Há quem diga que a situação da saúde pública estadual no Amapá tem melhorado de forma significativa nos últimos tempos. O contra-argumento, porém, é substancialmente mais defendido por grande parte dos amapaenses, estejam estes em leitos de hospitais ou não, precária situação inclusive denunciada pelos médicos que atuam cotidianamente na área.
Há tempos que o Sindicato dos Médicos do Amapá (Sindmed/AP) vem denunciando as péssimas condições de trabalho e a falta de pagamento por parte do governo do Estado do Amapá (GEA). Outra denúncia que teve destaque foi o perigo de extinção da residência médica no Estado, pelo mesmo motivo de falta de estrutura e pagamento.

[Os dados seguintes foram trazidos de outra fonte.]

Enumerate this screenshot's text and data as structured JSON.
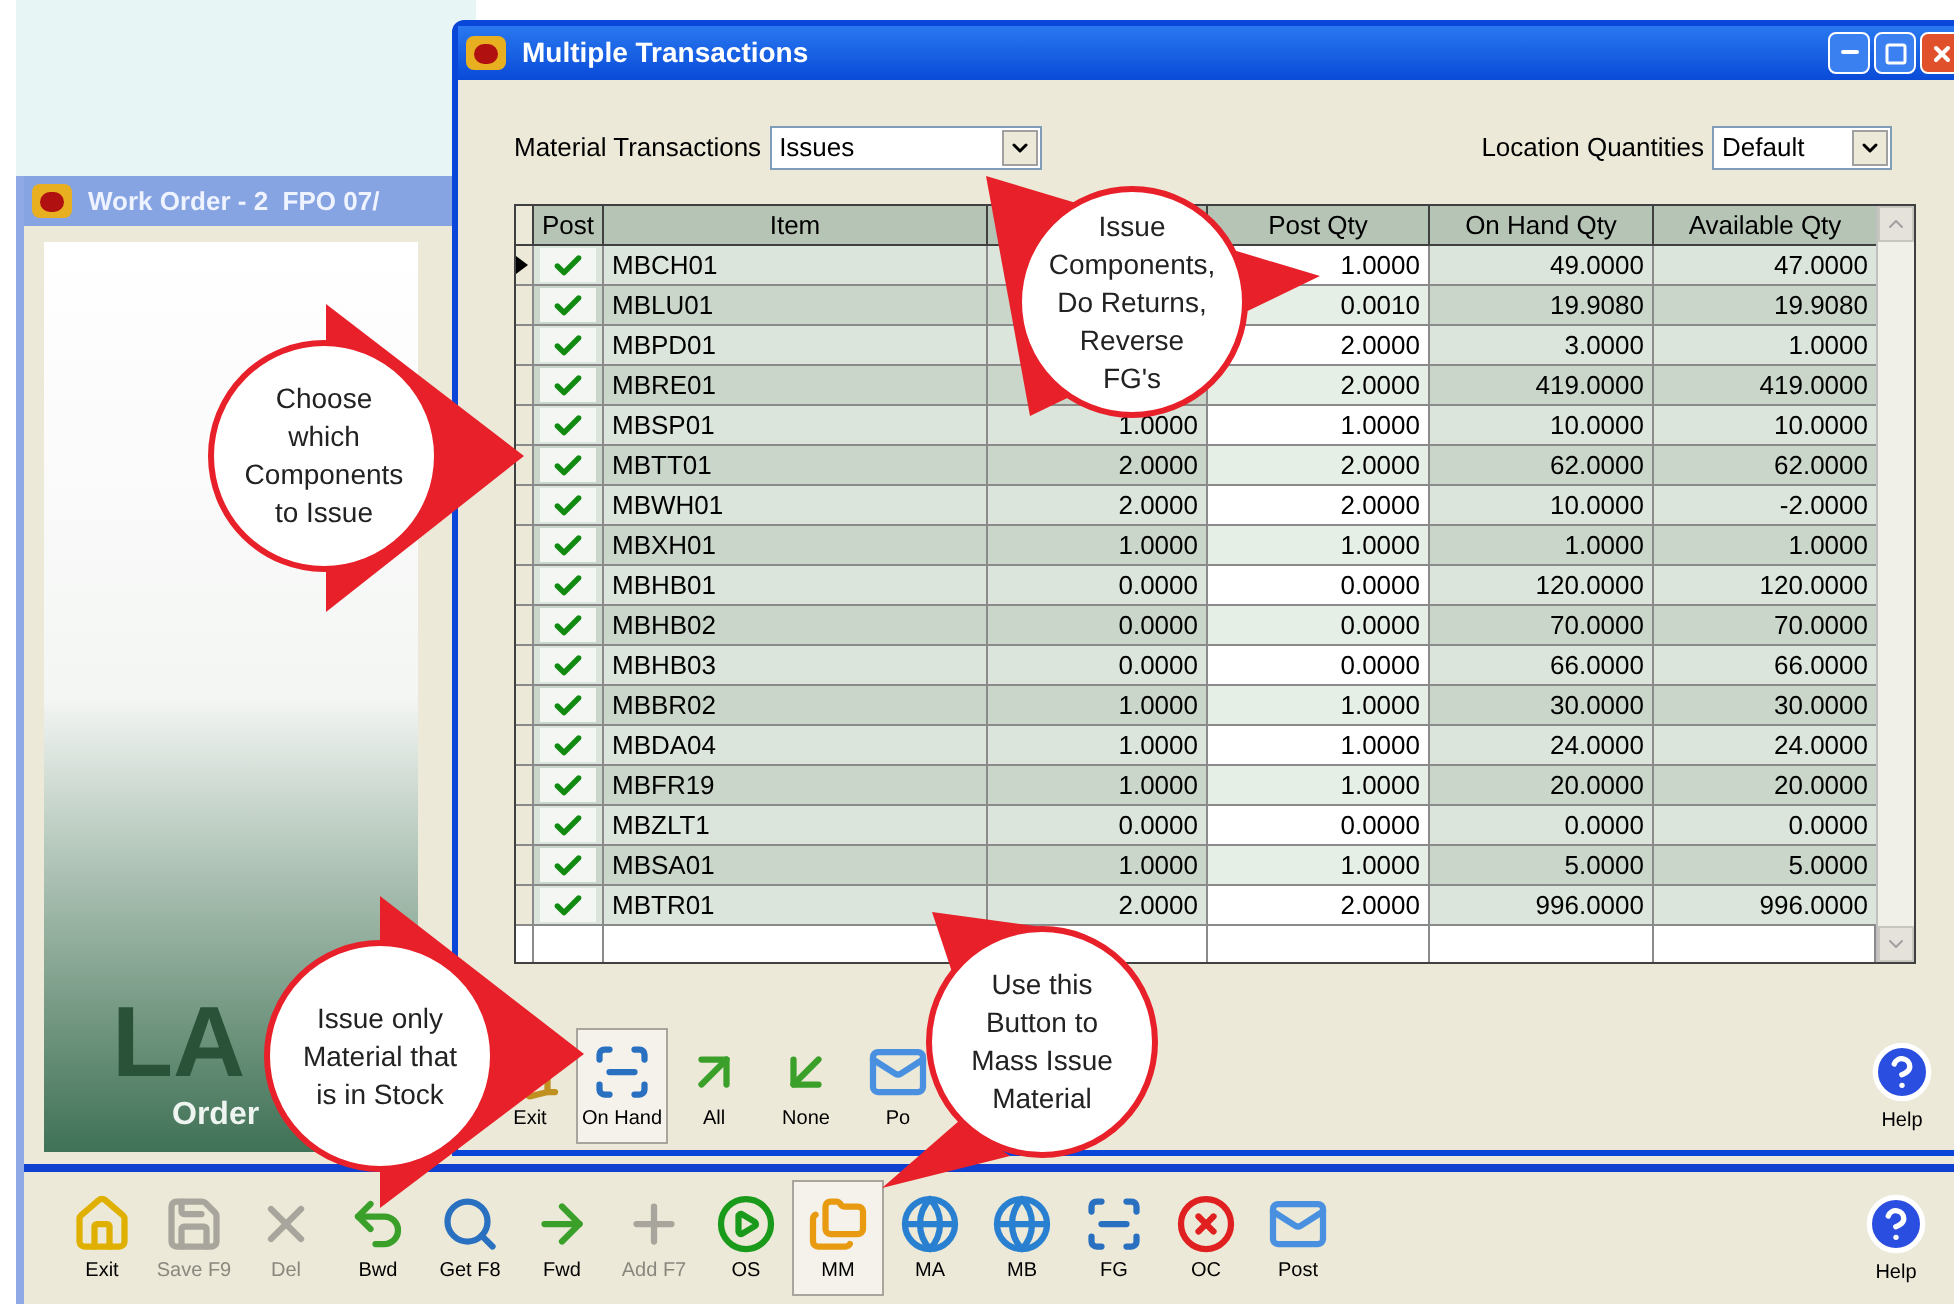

Por outro lado, Lineu Facundes, da Secretaria do Estado de Saúde (SESA), sempre alegou que investimentos estavam sendo feitos e que tudo não passava de uma insatisfação de alguns médicos com a administração.
Essa briga entre os médicos e o GEA está tomando novos e tensos caminhos. A razão está no recente fato publicado, que indica que o GEA ameaçou entrar com denúncia na Polícia Federal (PF) contra o Sindmed, porque os profissionais não estariam cumprindo com os plantões médicos de forma adequada.
Em entrevista concedida por telefone, o médico Fernando Nascimento, presidente do sindicato da categoria, afirmou que a atitude do GEA e do secretário Lineu Facundes foi uma leviandade, porque “quem define as escalas dos plantões e quem paga os médicos é o próprio Governo. E eles fizeram isso como se fossemos nós que definíssemos essas questões. Isso não existe”, comentou Fernando.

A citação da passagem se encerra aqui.